LONDON: Uganda recorded a decline in both value and volume of coffee exports. Experts say if this trend lingers, it will negatively impact annual productivity. According to Uganda Coffee Development Authority’s latest monthly report, in May, the country exported over 286,000 kilogramme bags, down from 326,000 bags exported in the month of April.
In the same line, the revenue declined to $27.5 million (Shs91 billion), down from $31 million (Shs105 billion) earned in April. “However, on a year-to-year basis, coffee exports for 12 months (June 2015 to May 2016) totalled 3.63 million bags worth $360 million (Shs1.2 trillion),” UCDA report mentioned.

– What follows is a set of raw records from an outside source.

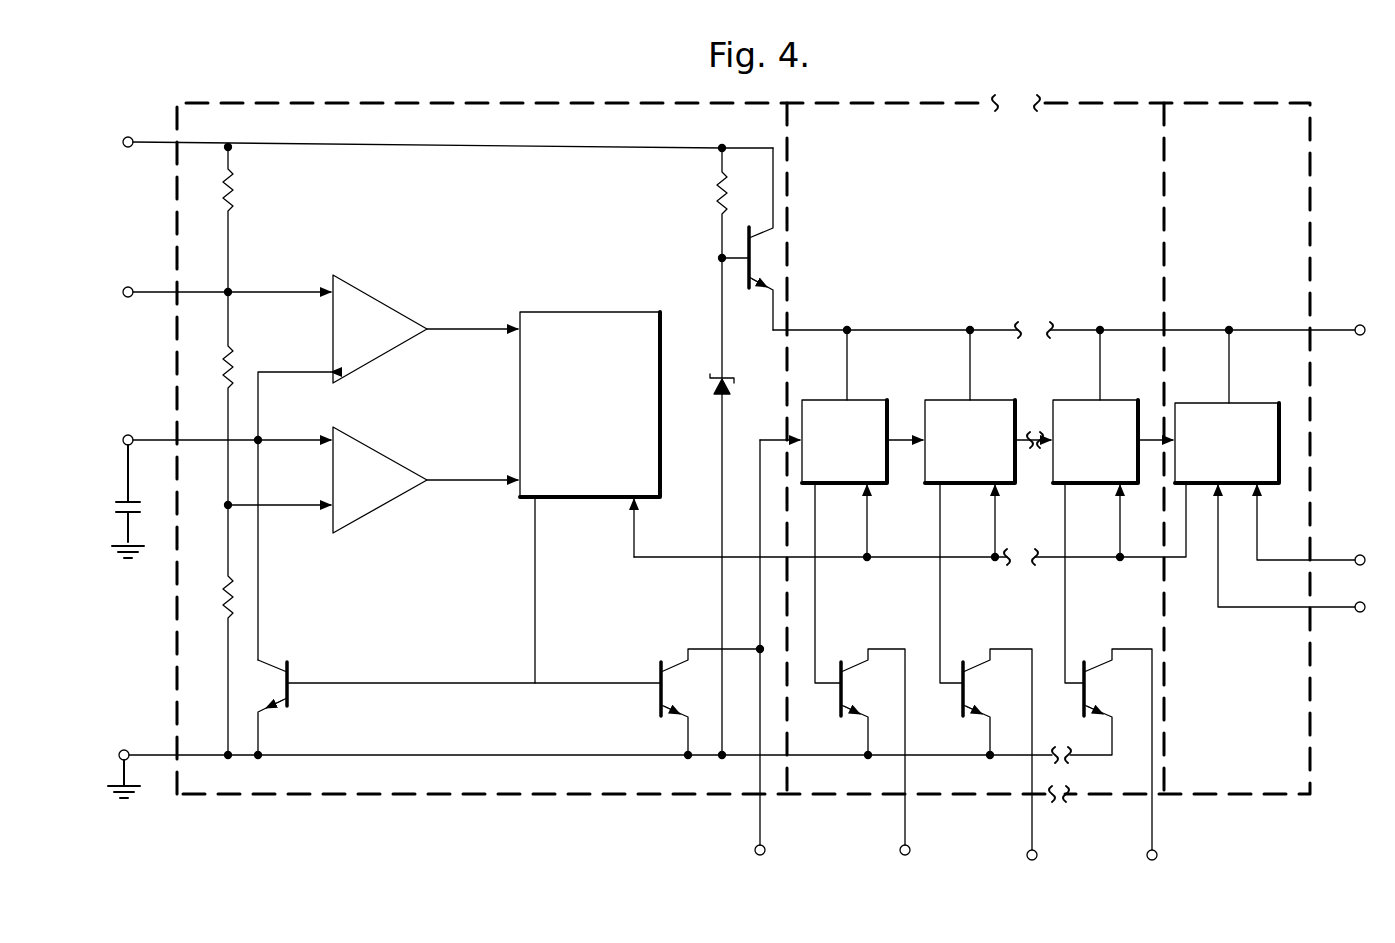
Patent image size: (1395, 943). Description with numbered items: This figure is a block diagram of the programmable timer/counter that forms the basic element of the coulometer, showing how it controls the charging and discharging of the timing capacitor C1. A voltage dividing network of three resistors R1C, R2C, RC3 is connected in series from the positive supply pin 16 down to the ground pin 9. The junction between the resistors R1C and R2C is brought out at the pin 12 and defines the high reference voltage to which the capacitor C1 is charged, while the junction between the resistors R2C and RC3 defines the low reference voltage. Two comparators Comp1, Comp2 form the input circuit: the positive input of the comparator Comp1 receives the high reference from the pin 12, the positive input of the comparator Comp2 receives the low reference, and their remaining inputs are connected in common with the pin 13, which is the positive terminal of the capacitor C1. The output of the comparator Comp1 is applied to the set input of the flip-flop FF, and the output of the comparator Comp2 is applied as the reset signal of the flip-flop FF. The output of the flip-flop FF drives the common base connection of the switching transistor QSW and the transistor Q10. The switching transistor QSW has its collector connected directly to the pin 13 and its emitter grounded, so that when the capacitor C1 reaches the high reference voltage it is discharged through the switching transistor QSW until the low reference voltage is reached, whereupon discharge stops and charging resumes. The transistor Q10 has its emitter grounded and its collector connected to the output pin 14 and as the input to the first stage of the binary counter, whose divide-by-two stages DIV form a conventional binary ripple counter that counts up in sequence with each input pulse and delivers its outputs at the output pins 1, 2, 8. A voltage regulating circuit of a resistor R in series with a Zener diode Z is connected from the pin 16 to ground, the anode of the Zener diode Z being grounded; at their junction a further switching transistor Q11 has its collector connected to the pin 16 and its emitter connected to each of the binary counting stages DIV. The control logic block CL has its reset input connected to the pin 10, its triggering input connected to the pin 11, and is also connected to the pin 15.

The Vcc pin 16 is at (434, 142).
The pin 12 is at (224, 303).
The pin 13 is at (213, 440).
The ground pin 9 is at (578, 771).
The output pin 14 is at (773, 651).
The binary counter output pin 1 is at (871, 672).
The binary counter output pin 2 is at (997, 674).
The binary counter output pin 8 is at (1119, 674).
The pin 15 is at (1073, 353).
The reset pin 10 is at (1315, 536).
The trigger pin 11 is at (1302, 562).
The resistor R1C is at (250, 219).
The resistor R2C is at (250, 398).
The resistor RC3 is at (210, 630).
The capacitor C1 is at (112, 501).
The comparator Comp1 is at (378, 302).
The comparator Comp2 is at (373, 458).
The flip-flop FF is at (596, 320).
The resistor R is at (731, 203).
The switching transistor Q11 is at (755, 239).
The Zener diode Z is at (726, 506).
The control logic block CL is at (1250, 398).
The switching transistor QSW is at (459, 704).
The transistor Q10 is at (686, 702).
The binary counting stage DIV is at (966, 441).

UCDA attributes this decline to short-rain patterns which did not facilitate the ripening on the coffee cherries. However, UCDA predicts an increase in output for the nine months on the calendar (June). “We expect at least 290,000 60 kilogramme bags in this season as South Western regions and fly crop in Bugisu region begins,” UCDA report noted.
During the month, farm gate prices ranged from Shs2,000 to Shs2,400 per kilo of Kiboko (Robusta dry cherries); Shs4,500 to 4,700 for FAQ; Shs5,000 to 5,500 for Arabica parchment; and Shs4,300 to 4,600 per kilo for Drugar from Kasese. Leading exporters. In terms of individual coffee exporting companies in the month of May, Kyagalanyi Coffee led the export market share followed by Ugacof (U) Ltd, Export Trading, Ideal Commodities Ltd, Olam (U) Ltd, Ibero (U) and Kawacom (U) respectively.